Un buen rato permanecimos en este paraje hasta que a las doce y cuarto regresamos de nuevo a la senda que sube a los ibones de Bachimaña para continuar por ella hasta que se acerca al río y lo cruza por el puente de Bozuelo junto a la cascada que forma el desagüe de la Balsa d’a Lumiacha de la que veníamos. El Caldarés discurre aquí entre saltos y rápidos formando pozas de agua que al tener el fondo de piedra presentan siempre unas aguas claras y transparentes. Recuerdo que hace ya bastantes años era éste un lugar en el que durante todo el verano funcionaba un campamento con tiendas de campaña.
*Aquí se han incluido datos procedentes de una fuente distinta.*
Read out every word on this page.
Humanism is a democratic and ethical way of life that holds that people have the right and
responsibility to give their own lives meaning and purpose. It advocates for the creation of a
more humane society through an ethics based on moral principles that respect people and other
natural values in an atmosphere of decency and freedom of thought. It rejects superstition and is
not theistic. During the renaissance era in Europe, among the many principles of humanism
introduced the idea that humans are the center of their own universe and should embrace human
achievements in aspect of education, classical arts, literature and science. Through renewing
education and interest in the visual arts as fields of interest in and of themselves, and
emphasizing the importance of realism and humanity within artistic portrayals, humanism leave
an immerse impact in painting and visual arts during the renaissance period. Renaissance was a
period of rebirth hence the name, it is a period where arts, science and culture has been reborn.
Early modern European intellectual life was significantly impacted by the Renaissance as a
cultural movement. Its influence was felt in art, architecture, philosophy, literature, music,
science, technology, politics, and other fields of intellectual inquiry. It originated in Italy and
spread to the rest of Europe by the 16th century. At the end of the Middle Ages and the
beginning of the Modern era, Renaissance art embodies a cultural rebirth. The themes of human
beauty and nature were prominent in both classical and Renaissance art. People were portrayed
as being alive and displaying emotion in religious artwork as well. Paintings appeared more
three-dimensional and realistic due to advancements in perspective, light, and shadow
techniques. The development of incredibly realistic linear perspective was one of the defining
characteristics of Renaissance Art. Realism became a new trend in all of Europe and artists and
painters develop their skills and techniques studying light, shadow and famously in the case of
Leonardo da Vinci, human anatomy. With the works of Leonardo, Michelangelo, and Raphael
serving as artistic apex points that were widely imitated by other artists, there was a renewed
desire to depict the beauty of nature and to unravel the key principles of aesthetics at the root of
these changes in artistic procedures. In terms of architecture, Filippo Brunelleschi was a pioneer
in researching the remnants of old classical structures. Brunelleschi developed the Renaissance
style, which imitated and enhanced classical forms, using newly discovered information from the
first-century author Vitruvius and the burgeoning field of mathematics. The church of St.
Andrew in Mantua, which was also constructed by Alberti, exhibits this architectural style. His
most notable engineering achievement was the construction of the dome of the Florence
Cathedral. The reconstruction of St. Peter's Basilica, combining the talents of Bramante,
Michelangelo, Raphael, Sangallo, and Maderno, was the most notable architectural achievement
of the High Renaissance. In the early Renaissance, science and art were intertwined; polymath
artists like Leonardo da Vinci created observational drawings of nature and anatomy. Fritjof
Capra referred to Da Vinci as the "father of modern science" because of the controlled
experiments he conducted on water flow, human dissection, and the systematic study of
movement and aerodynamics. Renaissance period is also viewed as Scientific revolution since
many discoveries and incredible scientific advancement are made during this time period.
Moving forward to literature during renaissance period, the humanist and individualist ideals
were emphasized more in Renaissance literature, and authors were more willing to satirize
Para regresar se abrían dos posibilidades. Regresar por el mismo itinerario con la salvedad de que un poco antes de la cascada del Pino se podía cruzar por un puente al otro lado del Caldarés para llegar así hasta el Mirador de la Reina y terminar bajando  al refugio de la Casa de Piedra ya en el Balneario o bien seguir la senda PR -11 que va cercana al cauce del río, entre grandes bloques de piedra y con acusado desnivel, lo que supone un caminar más incómodo y tener que superar algún paso un tanto delicado pero posibilita ver el inicio, el tramo medio y la poza final de la cascada más alta de esta zona del río Caldarés.

Al final todos nos fuimos reuniendo en la Casa de Piedra y emprendimos el camino hacia la cascada que baja de la Mallata de Argualas que por desnivel y caudal es sencillamente majestuosa. Como eran ya cerca de las dos y media sólo quedaba bordear el lago y dirigirnos a los autobuses que nos llevarían al pueblo de Panticosa donde teníamos el restaurante para comer.

Rutas por la Provincia, como todos los programas de senderismo de Peña Guara, se interrumpe hasta que  el día 14 de septiembre nos vayamos a visitar los alrededores de San Juan de Plan (ruta nº 107).